While effectively a remake of Akira Kurosawa’s Yojimbo, this film set up the standards of good versus evil as viewed through the prism of 1960s filmmaking, which had fewer restrictions than in previous decades and allowed the bad to be truly wicked and violent. There’s little doubt Eastwood’s silent, squinting figure inspired many a film knockoff and even contributed to the character of Jonah Hex (start making your comparisons when the Hex film opens next June). He had come a long way from Rawhide’s Rowdy Yates.
Four films in five years established Eastwood as a major actor and kept the genre vital, while inspiring a new generation of filmmakers to try new approaches to older material. You can certainly see it in the works of Coppola and even Lucas.
An odder assortment is the Frank Sinatra Star Collection which offers us Guys And Dolls, A Hole in the Head, Manchurian Candidate, and Sergeant’s 3 which are in no way thematically linked, just using Old Blue Eyes as the common denominator.
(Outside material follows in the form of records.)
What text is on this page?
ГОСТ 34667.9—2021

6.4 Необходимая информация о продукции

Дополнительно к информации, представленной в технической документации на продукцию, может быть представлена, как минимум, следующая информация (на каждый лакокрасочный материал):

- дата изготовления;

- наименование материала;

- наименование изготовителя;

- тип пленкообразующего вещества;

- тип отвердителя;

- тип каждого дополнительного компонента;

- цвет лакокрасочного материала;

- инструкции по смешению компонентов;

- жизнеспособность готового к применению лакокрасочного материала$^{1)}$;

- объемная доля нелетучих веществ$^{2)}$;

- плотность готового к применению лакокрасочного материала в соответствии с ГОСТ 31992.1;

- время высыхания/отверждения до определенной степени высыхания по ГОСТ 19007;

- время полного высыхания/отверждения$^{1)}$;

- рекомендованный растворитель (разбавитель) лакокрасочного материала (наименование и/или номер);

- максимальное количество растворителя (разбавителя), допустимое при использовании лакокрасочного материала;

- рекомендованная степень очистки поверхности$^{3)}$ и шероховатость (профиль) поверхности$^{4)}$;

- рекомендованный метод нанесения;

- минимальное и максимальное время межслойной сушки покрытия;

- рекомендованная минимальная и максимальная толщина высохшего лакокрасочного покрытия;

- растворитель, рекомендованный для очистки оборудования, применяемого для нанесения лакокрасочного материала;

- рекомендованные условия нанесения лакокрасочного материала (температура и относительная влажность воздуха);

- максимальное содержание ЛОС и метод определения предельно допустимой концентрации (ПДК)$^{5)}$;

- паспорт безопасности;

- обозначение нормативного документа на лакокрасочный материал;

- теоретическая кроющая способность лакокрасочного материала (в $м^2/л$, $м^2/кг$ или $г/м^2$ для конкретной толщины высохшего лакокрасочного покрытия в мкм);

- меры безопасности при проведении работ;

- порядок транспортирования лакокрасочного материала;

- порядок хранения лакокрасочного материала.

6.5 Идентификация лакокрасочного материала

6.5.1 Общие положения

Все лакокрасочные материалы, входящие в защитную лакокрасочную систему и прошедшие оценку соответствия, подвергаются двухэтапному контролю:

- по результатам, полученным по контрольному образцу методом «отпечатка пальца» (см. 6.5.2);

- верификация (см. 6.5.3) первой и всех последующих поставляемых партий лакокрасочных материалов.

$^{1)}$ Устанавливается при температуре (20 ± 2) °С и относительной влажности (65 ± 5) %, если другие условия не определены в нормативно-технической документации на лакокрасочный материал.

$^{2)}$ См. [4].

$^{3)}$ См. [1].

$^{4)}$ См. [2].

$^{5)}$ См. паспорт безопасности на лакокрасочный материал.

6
All four films come only in widescreen and again with minimal extras.
I will admit to a fondness for Guys And Dolls and think the movie, flaws and all, is a delight to watch. Marlon Brando isn’t much of a singer but makes for a fine guy and the movie does give us Stubby Kaye’s rousing “Sit Down You’re Rocking the Boat”.
During the 1950s, Sinatra was stretching his acting chops and his best work, Maggio in From Here to Eternity, is missing from this box set. Instead, we get the long-forgotten A Hole in the Head that asks us to accept Sinatra and Edward G. Robinson as brothers.
Based on the 1957 play of the same name, it does posit the notion of an Amusement Park in Florida with the wonderful Keenan Wynn as the Disney stand-in. The film, directed by Frank Capra, is amusing and has a nice cast, including a pre-Addams Carolyn Jones. It also gives us the Sinatra standard “High Hopes”.
By 1962 Sinatra was firmly gripped in the Rat Pack lifestyle and made numerous films with his buddies as embodied in Ocean’s 11. With Dean Martin and Peter Lawford, Sinatra also made the forgettable Sergeant’s 3, a lame remake of Gunga Din. The movie languished forgotten until it finally emerged on DVD just last year and is now slipped into this set.
Far more engaging is the same year’s Manchurian Candidate. The gripping drama is far superior to the recent remake and is a terrific Cold War tale with a strong cast including Angela Lansbury. For a time controversial, it is now one of the strongest Sinatra dramatic performances and a movie that holds up well despite the years and changing global politics.
Other sets of note to ComicMix fans include Gary Cooper, Jody Foster, Nicolas Cage, Robert Downey, Jr., and Sean Connery.